Restaurants to raise money for local veterans on Tuesday
The Western Slope Veteran’s Coalition announced that more than 40 restaurants from Aspen to Glenwood Springs and from Eagle to Rifle will be participating in the Dining Out For Veterans fundraiser Tuesday.
Participating restaurants on the Western Slope will dedicate 10 to 20 percent of their proceeds Tuesday to the Western Slope Veteran’s Coalition’s Veterans Emergency Fund. One hundred percent of the money raised during the Dining Out For Vets event will go to emergency requests from veterans in need on the Western Slope in Colorado.
In addition, diners can attend a VIP three-course dinner at L’Hostaria restaurant in downtown Aspen for $125 per person ($75 tax deductible). This VIP dinner will include a short program on the Coaltion, a chance to meet with staff and clients and numerous drawings for area gift certificates.

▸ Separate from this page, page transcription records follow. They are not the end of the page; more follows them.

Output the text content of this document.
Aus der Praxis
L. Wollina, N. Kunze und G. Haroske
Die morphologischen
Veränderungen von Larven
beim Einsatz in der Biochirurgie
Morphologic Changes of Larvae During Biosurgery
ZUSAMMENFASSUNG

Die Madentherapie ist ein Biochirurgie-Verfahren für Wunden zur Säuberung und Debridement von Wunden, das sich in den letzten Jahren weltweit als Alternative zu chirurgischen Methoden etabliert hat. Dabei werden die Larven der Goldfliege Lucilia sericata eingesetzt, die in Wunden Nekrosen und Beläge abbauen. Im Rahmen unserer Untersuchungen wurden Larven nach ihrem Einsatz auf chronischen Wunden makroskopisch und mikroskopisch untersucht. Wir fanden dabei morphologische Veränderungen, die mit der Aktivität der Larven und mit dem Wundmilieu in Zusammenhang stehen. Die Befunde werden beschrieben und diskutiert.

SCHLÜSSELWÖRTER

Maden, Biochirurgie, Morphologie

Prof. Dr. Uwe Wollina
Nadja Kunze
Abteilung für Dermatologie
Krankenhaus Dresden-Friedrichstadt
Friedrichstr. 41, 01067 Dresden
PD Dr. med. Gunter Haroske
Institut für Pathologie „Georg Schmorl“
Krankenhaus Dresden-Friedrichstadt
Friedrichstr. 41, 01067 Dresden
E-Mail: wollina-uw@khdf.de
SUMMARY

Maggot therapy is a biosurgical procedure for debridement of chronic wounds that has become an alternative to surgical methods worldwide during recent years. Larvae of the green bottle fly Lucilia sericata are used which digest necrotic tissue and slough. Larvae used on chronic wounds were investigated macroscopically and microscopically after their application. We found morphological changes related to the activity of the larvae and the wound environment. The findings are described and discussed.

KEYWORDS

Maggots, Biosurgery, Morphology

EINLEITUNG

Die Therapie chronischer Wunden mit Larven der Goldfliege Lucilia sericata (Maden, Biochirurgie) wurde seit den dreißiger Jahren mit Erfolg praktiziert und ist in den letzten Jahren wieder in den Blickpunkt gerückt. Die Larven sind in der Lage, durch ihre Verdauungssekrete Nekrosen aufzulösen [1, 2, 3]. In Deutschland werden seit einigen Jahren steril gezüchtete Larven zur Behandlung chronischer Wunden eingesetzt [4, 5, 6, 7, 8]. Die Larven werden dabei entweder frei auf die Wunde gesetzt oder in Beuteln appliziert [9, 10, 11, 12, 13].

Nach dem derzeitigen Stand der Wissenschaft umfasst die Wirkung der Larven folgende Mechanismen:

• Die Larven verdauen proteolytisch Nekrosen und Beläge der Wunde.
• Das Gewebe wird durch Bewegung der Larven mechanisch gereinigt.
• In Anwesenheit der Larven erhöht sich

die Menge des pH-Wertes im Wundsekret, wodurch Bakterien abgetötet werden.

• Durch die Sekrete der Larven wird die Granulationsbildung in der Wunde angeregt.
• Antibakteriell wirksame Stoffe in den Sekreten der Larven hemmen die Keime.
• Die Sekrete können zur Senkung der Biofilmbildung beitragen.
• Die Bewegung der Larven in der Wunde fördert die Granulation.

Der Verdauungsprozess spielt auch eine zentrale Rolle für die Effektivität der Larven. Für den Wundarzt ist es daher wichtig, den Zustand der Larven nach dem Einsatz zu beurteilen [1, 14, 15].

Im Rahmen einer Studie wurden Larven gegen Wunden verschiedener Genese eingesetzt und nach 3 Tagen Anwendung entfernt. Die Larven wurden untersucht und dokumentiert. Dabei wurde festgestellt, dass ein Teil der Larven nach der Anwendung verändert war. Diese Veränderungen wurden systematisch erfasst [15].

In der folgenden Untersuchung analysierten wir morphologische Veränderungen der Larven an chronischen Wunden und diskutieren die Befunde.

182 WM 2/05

“It’s a nice, friendly way to support the vets,” said Charlie Hopton, a Korean War Veteran and successful entrepreneur who lives in Aspen and is a major donor to the Emergency Fund. “Everybody has to eat, so this is a great way to support both the vets and local restaurants during the offseason.”
The Western Slope Veteran’s Coalition, based in both Grand Junction and Carbondale, is building an Emergency Fund to assist Veterans and their families living in the Roaring Fork and Eagle valleys with housing, utilities, food, mental-health counseling, transportation and employment support. Veterans in need of emergency funding can turn to the Emergency Fund for help by filling out a simple application that is quickly evaluated by a committee comprised of veterans and other community volunteers on the Western Slope.
In just its first six weeks of operation, the Coalition’s Emergency Fund has helped six veterans with everything from housing to work equipment, such as steel-toed shoes that help veterans keep their jobs. Each Emergency Fund request is approved by a community committee that looks at other resources accessed, the availability of public or private resources and the willingness of the veteran to work toward self-sufficiency.
“I’m thrilled and scared to death of the success of the Emergency Fund,” said Annie Davies, Rocky Mountain Human Services director of communications and development. “I want every veteran in need to access this fund and, at the same time, we have expended approximately 40 percent of our funds in six weeks. The Dining Out for Vets event is crucial to raise awareness of the need and to ask the community to support its veterans so that we can continue to provide basic necessities for veterans in the area. This event is a great first step, and we couldn’t be more thankful to the individuals, businesses and restaurants on the Western Slope for their contributions.”